The SPD stated that any legal action to receive Plan benefits must be filed by the earlier of:
• six months from the date a determination is made under the Plan, or • three years from the date the service or treatment was provided or the date the claim arose, whichever is earlier.
The SPD further stated that the failure to file suit within this time limit results in the loss/waiver of the right to file suit. Under this provision, Young’s time to file her action expired on April 17, 2009, six months after the date of the Committee’s letter denying her second-level appeal.

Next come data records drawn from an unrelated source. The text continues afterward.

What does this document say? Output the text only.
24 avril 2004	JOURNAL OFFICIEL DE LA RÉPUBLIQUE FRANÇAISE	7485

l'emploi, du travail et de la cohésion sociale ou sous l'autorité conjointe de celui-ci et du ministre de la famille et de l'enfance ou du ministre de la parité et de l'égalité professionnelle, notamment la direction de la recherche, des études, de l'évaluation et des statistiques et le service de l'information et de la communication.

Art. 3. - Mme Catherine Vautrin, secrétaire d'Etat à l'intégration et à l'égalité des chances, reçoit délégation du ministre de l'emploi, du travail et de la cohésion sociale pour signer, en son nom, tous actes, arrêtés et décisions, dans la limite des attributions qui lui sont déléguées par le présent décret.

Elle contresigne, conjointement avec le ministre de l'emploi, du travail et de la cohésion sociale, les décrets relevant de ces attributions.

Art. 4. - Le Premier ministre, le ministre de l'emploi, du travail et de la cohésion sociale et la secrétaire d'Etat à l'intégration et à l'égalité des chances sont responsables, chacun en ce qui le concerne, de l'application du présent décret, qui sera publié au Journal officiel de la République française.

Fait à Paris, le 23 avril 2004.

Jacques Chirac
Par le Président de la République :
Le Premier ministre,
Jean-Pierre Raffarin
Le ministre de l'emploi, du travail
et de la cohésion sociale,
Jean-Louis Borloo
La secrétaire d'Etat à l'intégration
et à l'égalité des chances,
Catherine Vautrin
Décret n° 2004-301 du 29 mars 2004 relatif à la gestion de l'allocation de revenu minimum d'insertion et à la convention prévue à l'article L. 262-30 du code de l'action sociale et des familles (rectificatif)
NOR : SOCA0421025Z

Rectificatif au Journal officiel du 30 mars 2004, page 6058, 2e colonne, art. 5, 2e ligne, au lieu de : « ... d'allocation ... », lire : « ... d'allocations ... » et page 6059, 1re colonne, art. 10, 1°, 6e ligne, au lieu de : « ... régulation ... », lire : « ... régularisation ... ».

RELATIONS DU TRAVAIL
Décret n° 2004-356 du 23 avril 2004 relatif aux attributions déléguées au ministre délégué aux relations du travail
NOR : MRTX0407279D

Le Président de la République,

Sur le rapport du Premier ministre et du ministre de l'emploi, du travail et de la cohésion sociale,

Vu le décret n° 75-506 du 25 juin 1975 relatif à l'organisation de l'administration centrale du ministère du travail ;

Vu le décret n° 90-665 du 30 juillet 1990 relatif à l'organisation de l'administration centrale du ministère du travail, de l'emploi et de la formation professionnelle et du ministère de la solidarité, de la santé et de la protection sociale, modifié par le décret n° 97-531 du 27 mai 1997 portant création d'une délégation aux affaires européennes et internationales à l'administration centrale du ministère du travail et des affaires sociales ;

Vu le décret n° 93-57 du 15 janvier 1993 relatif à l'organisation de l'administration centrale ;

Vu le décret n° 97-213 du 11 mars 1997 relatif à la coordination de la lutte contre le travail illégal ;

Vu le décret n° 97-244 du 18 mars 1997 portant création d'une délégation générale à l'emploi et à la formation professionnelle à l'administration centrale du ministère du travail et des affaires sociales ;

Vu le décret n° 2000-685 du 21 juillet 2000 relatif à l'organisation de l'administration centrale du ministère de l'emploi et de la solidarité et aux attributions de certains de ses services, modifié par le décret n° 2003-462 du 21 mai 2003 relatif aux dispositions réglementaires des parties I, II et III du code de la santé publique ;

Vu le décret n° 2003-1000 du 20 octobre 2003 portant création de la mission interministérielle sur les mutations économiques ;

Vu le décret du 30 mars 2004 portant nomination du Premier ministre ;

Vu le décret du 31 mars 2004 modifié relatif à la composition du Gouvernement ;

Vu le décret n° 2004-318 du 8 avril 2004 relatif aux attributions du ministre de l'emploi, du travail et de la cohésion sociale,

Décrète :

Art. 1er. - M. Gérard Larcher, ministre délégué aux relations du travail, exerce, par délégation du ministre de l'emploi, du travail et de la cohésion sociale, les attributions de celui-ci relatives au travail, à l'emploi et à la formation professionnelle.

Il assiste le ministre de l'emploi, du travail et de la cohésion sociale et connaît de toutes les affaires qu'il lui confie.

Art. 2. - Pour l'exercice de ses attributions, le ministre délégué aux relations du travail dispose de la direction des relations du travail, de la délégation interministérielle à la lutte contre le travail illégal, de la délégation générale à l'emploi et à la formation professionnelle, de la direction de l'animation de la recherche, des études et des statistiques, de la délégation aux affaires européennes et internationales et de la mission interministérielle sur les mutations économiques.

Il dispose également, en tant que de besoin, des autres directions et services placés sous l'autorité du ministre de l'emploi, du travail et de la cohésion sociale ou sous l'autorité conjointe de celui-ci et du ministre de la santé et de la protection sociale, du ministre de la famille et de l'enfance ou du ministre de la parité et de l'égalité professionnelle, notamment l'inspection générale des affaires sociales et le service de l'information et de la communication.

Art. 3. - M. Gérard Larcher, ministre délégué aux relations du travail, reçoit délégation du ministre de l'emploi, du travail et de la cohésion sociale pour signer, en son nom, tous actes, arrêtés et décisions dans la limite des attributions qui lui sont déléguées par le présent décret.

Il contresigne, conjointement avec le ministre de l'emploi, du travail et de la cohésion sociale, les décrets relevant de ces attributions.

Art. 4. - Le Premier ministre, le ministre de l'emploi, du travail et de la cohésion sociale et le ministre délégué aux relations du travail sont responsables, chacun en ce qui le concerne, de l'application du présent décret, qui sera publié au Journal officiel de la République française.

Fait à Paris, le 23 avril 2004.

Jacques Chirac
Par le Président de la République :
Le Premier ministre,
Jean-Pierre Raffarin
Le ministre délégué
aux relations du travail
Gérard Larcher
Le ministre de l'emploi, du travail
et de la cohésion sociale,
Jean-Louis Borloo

In analyzing the case, the Court said that, since ERISA does not contain a statute of limitations for private enforcement actions, courts generally apply the most closely analogous statute of limitations under state law. However, parties to an ERISA plan are free to include a reasonable contractual limitation in the plan on the period for bringing an action. In this case, the Plan specifically incorporated the SPD, and stated that, if the terms of the Plan and the SPD conflict, the SPD shall govern. Thus, the language in the SPD does not improperly amend the Plan. The provision containing the deadline for bringing suit is not ambiguous and was put in an appropriate place in the SPD. Since the SPD states only that notice will be provided regarding the time limits applicable to the appeal procedures, the Committee did not breach any duty by failing to include the deadline for filing suit in the second-level denial letter. Implicitly, the Court did not find anything unreasonable about the deadline established by the SPD. As such, the Court upheld the deadline.